How and why to hit the brakes.

Brakes get a bad reputation.

Bikes, scooters, cars, and ATVs all have brakes. 

Brakes help you slow down or stop.

They feel protective. Restrictive. Limiting.

They hold you back.

And when that's the story, then why would you ever want brakes for

- Your data team?

- Your career?

- Your business?

Here's why you want brakes.

Brakes are about agility and managing complexity. The majority of the time you use brakes is not to stop, it’s to adjust to a complex environment around you.

When riding a mountain bike on a dirt single-track trail, I rarely use brakes to come to a stop. But I constantly tap brakes to gain control and navigate through tight, sharp, steep, rough, or uncertain sections of the trail.

Overall, my brakes allow me to go faster, with better control, and a higher success rate.

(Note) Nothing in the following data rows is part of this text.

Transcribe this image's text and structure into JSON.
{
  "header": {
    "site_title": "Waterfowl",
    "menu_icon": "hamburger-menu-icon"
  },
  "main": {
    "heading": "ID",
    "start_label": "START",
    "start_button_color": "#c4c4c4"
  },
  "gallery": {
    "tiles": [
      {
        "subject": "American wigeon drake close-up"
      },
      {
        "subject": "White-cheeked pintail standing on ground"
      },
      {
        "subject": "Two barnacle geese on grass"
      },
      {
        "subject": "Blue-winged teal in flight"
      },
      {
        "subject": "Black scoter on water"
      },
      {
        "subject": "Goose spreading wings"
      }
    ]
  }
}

But if you think of brakes as something that will slow you down, stop you, or get in your way you will be looking for ways to remove or avoid brakes.

Rather than embracing them.

What do brakes look like on your data team?

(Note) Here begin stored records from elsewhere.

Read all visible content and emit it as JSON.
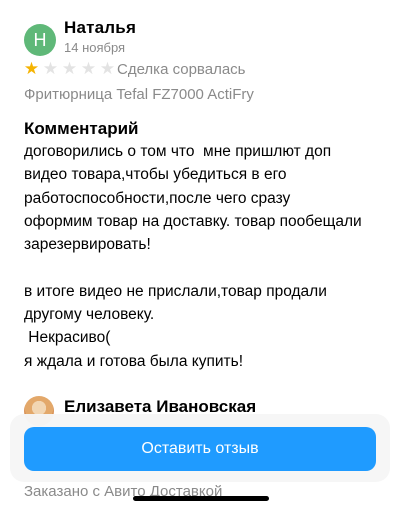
{
  "review": {
    "author_initial": "Н",
    "author_name": "Наталья",
    "date": "14 ноября",
    "rating": 1,
    "rating_max": 5,
    "deal_status": "Сделка сорвалась",
    "product": "Фритюрница Tefal FZ7000 ActiFry",
    "comment_title": "Комментарий",
    "comment_lines": [
      "договорились о том что  мне пришлют доп",
      "видео товара,чтобы убедиться в его",
      "работоспособности,после чего сразу",
      "оформим товар на доставку. товар пообещали",
      "зарезервировать!",
      "",
      "в итоге видео не прислали,товар продали",
      "другому человеку.",
      " Некрасиво(",
      "я ждала и готова была купить!"
    ]
  },
  "next_review": {
    "author_name": "Елизавета Ивановская",
    "footer_text": "Заказано с Авито Доставкой"
  },
  "actions": {
    "leave_review_label": "Оставить отзыв"
  },
  "icons": {
    "star_filled": "star-filled-icon",
    "star_empty": "star-empty-icon"
  },
  "colors": {
    "avatar": "#5fb878",
    "star_filled": "#f5b301",
    "star_empty": "#e3e3e3",
    "secondary_text": "#8a8a8a",
    "primary_button": "#1f9bff"
  }
}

- Pull request approvals, deployment gating, or code reviews.

- Pipeline failure process and auditing.

- New data request prioritization and justification requirements

- Continuous Deployment of code changes to new environments

The tasks, processes, and habits that help you interact successfully with complex environments - either code, people, or data - are your brakes.

They aren’t there to slow you down. Or stop you.

They are there to help you go fast in a challenging world.

What do brakes look like in your day-to-day on your data team?